Ogni italiano ne consuma 23 kg all'anno, con buon distacco sui pasta-lover di Tunisia, 16 kg, Venezuela, 12 kg e Grecia, 11,2 kg. La pasta resta dunque un punto fermo in tavola e nei menu di un'Italia che ha cambiato modo di mangiare. Anche se la metà della popolazione (53%), secondo una ricerca Eumetra-Unione Italiana Food, afferma di aver mutato negli ultimi tre anni abitudini nutrizionali, gli italiani votano la pasta come «il vero piatto tipico italiano». Con 9 italiani su 10 che la mangiano regolarmente. Addirittura 1 su 3 (36%) lo fa tutti i giorni. Ma nei maccheroni non c'è solo tradizione.

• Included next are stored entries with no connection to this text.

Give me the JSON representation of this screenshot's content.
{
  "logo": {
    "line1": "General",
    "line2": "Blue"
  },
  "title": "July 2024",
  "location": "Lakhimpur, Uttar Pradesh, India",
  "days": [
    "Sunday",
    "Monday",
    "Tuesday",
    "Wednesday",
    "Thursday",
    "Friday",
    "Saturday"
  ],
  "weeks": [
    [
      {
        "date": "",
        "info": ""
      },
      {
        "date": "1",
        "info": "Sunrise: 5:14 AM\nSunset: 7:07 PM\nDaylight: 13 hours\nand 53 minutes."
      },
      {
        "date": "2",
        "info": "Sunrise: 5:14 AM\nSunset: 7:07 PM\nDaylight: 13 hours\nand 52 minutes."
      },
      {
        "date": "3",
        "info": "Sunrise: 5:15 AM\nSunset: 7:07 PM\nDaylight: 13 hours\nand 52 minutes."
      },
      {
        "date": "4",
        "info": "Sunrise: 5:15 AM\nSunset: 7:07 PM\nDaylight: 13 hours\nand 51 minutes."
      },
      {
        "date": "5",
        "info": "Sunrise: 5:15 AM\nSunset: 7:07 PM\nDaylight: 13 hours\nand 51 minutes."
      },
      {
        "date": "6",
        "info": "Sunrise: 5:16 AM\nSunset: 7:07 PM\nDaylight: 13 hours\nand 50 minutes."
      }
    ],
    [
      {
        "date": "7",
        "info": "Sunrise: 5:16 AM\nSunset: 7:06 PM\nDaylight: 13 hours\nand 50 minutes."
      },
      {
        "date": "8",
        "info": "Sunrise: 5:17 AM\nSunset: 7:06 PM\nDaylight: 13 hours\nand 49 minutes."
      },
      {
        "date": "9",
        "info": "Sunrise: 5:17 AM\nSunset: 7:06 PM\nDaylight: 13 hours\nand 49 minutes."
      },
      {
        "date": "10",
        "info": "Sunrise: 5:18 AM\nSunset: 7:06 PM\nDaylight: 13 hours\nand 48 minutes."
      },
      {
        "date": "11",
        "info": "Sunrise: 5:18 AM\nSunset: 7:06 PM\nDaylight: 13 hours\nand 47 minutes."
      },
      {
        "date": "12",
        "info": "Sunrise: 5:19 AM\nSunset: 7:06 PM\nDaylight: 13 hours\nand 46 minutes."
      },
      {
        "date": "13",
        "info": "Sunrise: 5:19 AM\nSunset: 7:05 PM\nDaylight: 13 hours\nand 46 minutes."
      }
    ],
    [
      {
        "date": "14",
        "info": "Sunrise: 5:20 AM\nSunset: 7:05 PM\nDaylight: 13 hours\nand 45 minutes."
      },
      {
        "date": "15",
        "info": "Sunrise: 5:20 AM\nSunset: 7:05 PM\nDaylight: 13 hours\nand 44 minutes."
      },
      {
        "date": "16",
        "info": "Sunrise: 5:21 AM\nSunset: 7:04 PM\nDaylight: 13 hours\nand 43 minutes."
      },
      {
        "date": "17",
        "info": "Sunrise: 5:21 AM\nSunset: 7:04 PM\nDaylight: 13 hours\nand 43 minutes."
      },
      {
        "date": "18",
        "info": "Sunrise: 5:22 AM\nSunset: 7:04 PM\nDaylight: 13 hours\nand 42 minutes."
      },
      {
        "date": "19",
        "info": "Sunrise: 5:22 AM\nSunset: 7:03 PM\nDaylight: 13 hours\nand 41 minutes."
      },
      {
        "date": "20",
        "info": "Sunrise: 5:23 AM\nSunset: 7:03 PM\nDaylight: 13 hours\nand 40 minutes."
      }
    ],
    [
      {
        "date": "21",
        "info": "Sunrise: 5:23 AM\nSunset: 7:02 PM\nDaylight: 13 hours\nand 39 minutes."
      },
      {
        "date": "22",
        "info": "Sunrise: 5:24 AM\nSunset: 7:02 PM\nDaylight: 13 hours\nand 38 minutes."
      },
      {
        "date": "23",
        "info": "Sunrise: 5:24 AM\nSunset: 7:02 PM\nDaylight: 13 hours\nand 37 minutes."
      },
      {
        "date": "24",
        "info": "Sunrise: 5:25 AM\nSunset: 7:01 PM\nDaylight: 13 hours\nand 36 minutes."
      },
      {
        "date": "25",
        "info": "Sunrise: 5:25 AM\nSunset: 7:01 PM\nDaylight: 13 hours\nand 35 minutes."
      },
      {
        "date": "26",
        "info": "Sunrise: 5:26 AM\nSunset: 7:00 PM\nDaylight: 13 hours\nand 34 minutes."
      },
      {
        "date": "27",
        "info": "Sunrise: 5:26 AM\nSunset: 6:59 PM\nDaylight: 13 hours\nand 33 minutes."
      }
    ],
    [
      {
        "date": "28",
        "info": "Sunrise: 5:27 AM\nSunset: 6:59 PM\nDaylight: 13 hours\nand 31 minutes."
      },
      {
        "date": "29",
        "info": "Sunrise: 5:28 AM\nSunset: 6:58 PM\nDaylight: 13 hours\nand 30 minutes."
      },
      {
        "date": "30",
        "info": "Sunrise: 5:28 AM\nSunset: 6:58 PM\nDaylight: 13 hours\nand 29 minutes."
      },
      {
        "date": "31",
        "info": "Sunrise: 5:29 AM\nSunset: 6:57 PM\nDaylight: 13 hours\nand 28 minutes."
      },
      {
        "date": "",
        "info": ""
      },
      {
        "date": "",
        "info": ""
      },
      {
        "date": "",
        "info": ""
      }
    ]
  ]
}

È anzi il piatto del futuro secondo gli chef e per quei consumatori che, a caccia di nuovi gusti e consistenze, nel carrello danno anche spazio per variazioni sul tema, a cominciare da pasta integrale (30%), di legumi (10%), di farine diverse (9%), senza glutine (6%). A ridursi sono però le porzioni: si restringe del 17% la porzione media (passata da 106 grammi a 87 grammi) e cala del 6% la frequenza di consumo di spaghetti & Co. Del resto il 39% degli italiani dichiara di mangiare meno di due o tre anni fa e prestare sempre più attenzione alla salute e alla qualità. Quest'anno la Giornata mondiale della pasta (25 ottobre) durerà una settimana (18-25 ottobre). La manifestazione che da 21 anni racconta il piatto principe della dieta Mediterranea nell'edizione 2019 mette al centro l'eccellenza italiana della pasta come simbolo del mangiar bene fatto di ricerca, emozione e creatività. E quali migliori interpreti se non gli chef che hanno dato un convinto sì alla nuova kermesse internazionale «Al Dente». In 130 ristoranti in Italia e nel mondo il menu evidenzierà un piatto di pasta ispirato al tema #pasta2050, cioè quello che mangeremo tra 30 anni, esplorando le sei principali tendenze. Tra gli autori delle ricette visionarie anche «pesi massimi» della cucina come Heinz Beck, i Fratelli Alajmo, Rosanna Marziale. Pastai e professionisti della ristorazione vogliono così sottolineare che la pastasciutta è un vero piatto tipico italiano, sazia, è e sarà un punto fermo della dieta. Alla faccia dei falsi miti sui carboidrati che sconsiglierebbero di mangiare la pasta la sera, mentre sembra un'amica del sonno.